When Chin couldn’t enunciate the words she was reading on the teleprompter, she knew the problem was more than a contact that had slipped.
“I started to read, and the words would not come out of my mouth,” she said. “They were right in front of me, and I knew what I was reading and they just weren’t coming.”
In a Facebook post Sunday evening, about a day and a half after the incident, Chin thanked her viewers for their messages and wrote, “The past few days are still a little bit of a mystery, but my doctors believe I had the beginnings of a stroke live on the air Saturday morning. Some of you witnessed it firsthand, and I’m so sorry that happened.”
Chin felt great before the show and the symptoms “came out of nowhere,” she said. She described partially losing her vision in one eye before her arm went numb. She knew she was “in big trouble” when she couldn’t speak properly, and she thanked her colleagues for realizing there was an emergency unfolding.

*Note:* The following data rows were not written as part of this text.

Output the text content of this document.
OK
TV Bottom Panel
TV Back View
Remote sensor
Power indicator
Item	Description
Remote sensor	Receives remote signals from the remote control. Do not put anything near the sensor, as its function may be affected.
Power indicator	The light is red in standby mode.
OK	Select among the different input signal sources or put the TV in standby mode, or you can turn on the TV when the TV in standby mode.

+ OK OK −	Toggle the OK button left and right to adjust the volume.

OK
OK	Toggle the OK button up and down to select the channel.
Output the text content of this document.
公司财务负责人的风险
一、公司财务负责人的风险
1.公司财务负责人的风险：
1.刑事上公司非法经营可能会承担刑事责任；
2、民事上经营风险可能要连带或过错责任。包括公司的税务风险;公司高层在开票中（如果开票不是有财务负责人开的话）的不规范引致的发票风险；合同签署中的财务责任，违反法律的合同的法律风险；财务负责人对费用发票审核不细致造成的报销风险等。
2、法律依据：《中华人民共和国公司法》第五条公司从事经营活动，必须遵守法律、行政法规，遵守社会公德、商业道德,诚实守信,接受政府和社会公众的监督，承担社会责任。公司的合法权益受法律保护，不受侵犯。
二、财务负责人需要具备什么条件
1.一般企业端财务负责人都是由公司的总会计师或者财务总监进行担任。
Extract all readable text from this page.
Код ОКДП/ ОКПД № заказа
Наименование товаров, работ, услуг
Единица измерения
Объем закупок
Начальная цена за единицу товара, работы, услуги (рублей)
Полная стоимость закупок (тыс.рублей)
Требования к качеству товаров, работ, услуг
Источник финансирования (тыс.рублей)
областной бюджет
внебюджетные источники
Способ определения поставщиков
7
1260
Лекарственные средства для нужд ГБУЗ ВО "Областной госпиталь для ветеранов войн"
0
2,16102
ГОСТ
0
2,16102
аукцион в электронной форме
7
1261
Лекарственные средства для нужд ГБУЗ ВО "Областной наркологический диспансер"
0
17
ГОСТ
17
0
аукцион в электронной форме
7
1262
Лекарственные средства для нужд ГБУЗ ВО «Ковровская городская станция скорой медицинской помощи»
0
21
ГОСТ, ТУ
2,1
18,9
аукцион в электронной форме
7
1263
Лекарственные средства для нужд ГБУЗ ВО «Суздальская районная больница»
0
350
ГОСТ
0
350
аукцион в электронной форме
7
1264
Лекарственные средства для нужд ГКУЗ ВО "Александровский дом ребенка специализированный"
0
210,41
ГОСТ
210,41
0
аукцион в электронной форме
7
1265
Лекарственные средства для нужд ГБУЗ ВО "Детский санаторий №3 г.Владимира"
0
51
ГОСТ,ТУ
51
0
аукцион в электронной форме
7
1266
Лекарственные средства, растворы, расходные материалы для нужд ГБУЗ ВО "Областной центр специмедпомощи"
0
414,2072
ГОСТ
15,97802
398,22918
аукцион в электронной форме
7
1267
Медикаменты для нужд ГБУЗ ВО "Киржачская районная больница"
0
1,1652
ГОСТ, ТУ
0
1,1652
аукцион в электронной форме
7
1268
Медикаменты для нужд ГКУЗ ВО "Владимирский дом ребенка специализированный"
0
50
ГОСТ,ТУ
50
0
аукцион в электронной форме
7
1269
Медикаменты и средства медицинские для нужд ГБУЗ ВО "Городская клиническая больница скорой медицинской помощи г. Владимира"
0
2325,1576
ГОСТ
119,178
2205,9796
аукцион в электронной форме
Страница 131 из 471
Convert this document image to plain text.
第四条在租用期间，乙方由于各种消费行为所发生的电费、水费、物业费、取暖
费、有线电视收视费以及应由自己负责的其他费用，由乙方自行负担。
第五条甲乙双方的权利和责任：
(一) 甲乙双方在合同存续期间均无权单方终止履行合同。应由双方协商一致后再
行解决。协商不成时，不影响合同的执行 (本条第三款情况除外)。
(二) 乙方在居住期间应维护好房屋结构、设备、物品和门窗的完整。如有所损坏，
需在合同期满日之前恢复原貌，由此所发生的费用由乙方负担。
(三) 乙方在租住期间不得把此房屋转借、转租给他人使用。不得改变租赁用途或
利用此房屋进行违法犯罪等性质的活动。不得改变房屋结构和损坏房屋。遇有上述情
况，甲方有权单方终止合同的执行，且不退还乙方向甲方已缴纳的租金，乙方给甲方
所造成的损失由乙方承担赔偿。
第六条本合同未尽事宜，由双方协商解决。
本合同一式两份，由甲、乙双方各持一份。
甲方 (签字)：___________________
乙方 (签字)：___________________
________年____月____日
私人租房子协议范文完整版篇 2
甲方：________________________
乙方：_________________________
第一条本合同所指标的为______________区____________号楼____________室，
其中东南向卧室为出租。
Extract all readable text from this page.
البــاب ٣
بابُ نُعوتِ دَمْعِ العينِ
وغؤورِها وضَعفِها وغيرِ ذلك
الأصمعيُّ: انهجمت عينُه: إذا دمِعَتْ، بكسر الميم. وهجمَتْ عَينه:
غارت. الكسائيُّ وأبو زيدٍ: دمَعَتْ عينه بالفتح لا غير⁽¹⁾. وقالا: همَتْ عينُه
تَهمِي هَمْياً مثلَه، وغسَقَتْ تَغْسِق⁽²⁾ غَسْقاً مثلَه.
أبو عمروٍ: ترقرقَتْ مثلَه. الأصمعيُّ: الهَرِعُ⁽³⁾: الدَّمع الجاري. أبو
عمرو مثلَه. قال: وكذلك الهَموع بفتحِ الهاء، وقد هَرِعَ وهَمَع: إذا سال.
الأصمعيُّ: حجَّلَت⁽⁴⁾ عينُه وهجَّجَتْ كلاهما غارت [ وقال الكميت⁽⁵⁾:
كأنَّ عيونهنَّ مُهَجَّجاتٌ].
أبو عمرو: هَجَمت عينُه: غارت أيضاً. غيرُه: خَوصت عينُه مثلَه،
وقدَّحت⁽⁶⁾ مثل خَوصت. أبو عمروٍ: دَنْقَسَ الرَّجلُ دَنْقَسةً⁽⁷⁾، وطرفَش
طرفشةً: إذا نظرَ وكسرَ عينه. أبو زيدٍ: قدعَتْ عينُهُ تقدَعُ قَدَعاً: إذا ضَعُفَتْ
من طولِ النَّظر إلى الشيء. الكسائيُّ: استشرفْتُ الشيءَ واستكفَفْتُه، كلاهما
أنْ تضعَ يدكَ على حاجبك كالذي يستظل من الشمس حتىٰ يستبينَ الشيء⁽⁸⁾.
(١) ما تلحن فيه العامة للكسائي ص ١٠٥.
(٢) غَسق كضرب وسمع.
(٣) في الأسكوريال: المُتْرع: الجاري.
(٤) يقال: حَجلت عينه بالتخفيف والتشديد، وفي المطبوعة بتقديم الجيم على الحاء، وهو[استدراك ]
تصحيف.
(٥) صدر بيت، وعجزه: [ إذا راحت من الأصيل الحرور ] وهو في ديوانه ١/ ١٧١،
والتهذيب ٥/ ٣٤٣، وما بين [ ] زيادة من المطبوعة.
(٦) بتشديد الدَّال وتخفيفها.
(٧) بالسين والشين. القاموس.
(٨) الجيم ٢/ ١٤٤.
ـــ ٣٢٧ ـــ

“My Dad jokes this is the first extended period of time I’ve spent by myself since my son was born (in 2014), and he’s right,” she wrote Sunday. “I’m glad to share that my tests have all come back great. At this point, Doctors think I had the beginnings of a stroke, but not a full stroke. There are still lots of questions, and lots to follow up on, but the bottom line is I should be just fine.”
Turning experience to education
In a KJRH package that aired Tuesday, fellow anchor Karen Larsen interviewed Chin. Larsen found her at home resting and reported she appeared to be her “normal, happy, healthy self.”
“I’m just kind of taking it easy. I did open my work computer yesterday and my husband said, ‘Close that computer,’” Chin told Larsen. “The good news is that everything came out great, that they didn’t see anything major that was really scary to them. But the bad news about that is that we don’t know why it happens and it could happen again.”
Chin vowed to keep searching for answers and said she’d learned a lot about strokes. KJRH implored its viewers to learn the warning signs. The American Stroke Association encapsulates the symptoms in an acronym, FAST:
- Face drooping
- Arm weakness or numbness
- Speech slurred or impeded
- Time to call 911
Other warning signs include confusion, trouble seeing in one or both eyes, dizziness or loss of balance, a severe headache with no obvious cause and numbness in the face or leg, especially on one side of the body, the association says.
Chin says she’s a healthy woman and this is her first medical emergency, according to KJRH, and the anchor encouraged her viewers not to hesitate in calling medical professionals as soon as they see any of the aforementioned signs.
“If you need help, ask for help because I struggled not asking for help and I probably should have sooner,” she said.
Strokes can befall anyone at any age, said Cameron Richardson, the nurse manager for the stroke team at Saint Francis Hospital in Tulsa, where Chin was treated. He was emphatic that hasty treatment is vital. Call 911 immediately and be sure to let the dispatcher know you’re suffering stroke symptoms, he said.
“Every second matters,” he told KJRH. “Time is a huge factor. Time equals brain.”
‘Can’t live in fear’
About 800,000 Americans experience a stroke each year, according to the Centers for Disease Control and Prevention. About three-quarters of those are first-time strokes, the center says.
Brown, the meteorologist, applauded her coworker’s efforts to tap her own experience to educate Tulsans on how to protect themselves.
“Only Julie could put into words and be so transparent with people on what she was going through, and I know that her message is going to save so many lives,” she said.
Chin will continue to undergo testing, she wrote in a Facebook post Tuesday, and she expects to be back behind the anchor’s desk “in a few days.”
“I may be a little nervous the first time I anchor, but I’m going to get back on the horse. Can’t live in fear,” she told Larsen. “God gave me this chapter for a reason, so I’m going to use it for good and I’m not going to let it stop me from doing anything.
“But maybe I’ll let it slow me down a little bit.”